I have now added to the database a full set of 'modern' iron furnaces for the counties of Surrey, Kent, West and East Sussex. The information has been taken from the Wealden Iron Research Group's online database, which contains much more historical information and should be consulted for more details. The term modern is a relative one. No furnace survived beyond the early 19th century, and all sites listed are blast furnace sites, using water-driven bellows. None are pre-Tudor. No bloomeries are listed. I have also added as many minepit locations as I can identify - the majority are shown on three maps in Cleere and Crossley's account of the Wealden iron industry published in the 1980s, but their information was derived from a survey by Worssam published in 1964. A few extra sites have been included which I gleaned using Google, and by identifying minepit place-names. As this is a mining history related website, I have restricted the entries to mine extraction and smelting and have not included the numerous water-powered forge sites that are as abundant as the furnaces. In an attempt to link up the extraction sites with the possibly related furnace sites, I shall add to each minepit location the name of the nearest furnace site. This is based simply on geographical location and not on any documentary link that might exist.

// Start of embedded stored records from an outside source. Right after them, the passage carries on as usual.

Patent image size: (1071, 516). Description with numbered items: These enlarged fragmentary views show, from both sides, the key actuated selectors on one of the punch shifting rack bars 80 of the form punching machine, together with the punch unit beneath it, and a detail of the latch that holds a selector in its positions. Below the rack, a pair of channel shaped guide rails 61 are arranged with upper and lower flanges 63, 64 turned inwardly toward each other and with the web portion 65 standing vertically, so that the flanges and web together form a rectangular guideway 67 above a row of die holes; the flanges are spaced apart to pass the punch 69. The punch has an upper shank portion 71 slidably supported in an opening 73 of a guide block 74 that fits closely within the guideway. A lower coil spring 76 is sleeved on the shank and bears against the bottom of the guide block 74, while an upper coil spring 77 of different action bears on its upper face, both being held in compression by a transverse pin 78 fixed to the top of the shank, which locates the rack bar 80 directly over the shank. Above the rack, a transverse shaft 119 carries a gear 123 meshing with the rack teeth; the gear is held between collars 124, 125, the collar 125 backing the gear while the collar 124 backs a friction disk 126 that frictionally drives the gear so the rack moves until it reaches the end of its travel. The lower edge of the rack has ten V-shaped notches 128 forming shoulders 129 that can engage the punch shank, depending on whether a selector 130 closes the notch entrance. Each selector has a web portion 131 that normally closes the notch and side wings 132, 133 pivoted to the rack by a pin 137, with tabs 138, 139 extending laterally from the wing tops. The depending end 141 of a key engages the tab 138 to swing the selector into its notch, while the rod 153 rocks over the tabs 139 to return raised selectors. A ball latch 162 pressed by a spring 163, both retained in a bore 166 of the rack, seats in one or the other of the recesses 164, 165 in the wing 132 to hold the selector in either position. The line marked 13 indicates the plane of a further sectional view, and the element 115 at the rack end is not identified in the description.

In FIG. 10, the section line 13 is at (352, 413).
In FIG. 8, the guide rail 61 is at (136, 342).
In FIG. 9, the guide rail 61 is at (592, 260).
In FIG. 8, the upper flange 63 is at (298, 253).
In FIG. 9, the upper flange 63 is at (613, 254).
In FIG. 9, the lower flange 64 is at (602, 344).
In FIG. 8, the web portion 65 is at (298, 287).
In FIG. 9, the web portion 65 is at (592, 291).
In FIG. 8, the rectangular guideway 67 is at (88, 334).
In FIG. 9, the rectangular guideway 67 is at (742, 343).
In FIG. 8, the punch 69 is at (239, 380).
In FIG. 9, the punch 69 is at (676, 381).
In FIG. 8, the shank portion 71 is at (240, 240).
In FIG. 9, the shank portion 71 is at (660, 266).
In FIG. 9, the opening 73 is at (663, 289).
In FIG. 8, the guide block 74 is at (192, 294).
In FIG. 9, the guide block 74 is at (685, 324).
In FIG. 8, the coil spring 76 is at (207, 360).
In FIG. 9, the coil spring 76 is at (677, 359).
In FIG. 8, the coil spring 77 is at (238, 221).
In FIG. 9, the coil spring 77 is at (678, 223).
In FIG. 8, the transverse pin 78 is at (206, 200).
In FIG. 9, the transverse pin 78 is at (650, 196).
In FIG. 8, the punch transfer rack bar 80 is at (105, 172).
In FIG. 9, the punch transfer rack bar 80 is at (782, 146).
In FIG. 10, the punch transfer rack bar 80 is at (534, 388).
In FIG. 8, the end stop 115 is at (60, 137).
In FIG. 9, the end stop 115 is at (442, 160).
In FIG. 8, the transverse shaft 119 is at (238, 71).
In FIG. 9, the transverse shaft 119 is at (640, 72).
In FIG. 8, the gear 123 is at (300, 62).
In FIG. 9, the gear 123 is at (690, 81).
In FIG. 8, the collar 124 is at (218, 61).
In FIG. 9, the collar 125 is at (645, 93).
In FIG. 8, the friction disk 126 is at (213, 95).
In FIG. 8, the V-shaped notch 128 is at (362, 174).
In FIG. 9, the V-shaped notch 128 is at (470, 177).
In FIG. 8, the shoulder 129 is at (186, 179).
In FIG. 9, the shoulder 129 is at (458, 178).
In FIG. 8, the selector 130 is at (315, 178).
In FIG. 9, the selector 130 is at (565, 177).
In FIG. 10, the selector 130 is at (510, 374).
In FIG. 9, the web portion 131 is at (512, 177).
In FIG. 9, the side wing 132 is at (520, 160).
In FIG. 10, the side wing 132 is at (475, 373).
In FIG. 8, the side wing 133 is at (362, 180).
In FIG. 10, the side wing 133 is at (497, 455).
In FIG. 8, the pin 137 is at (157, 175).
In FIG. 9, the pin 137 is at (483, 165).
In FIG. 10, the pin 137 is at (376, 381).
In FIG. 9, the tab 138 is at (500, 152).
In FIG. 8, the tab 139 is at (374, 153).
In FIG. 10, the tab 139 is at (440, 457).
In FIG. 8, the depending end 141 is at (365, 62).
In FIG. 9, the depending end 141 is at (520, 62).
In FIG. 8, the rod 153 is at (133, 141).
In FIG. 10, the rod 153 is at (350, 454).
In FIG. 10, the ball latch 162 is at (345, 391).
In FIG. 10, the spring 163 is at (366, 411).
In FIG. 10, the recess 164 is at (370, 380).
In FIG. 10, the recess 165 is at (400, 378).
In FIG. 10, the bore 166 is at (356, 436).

I hope that in a very simple way we can demonstrate the extent of the Wealden iron industry in the 'modern' era. With one short-lived exception (Snape Wood Mine), there has been no iron extraction or smelting done in the Weald for nearly 200 years. The agricultural soils of the Weald are quite poor, and the woods and valleys were pretty much left alone to recover naturally. Although the closure of the furnaces took place fairly gradually over several decades, I can't help but draw some vague parallel with how recently de-industrialised areas of Britain may or may not recover now the heavy industry and mines have closed. Not that the Wealden iron trade employed thousands of men in close-knit communities, but the physical landscape has altered to the extent that you are hard put to realise what it might once have looked like: with extensive woodland coppicing, areas of land pitted with shallow shafts, charcoal burning, the noise of forge hammers in otherwise quiet valleys, and I imagine the pervasive smell of woodsmoke on still days.
It is hard to imagine that at one time this was the heart of the arms industry with heavy naval and other guns being in great demand. One of the principal gun foundries was just 30 minutes walk from my front door. Wealden guns defended England from the Spaniards, French, and other enemies of the realm from the 16th to the 18th century.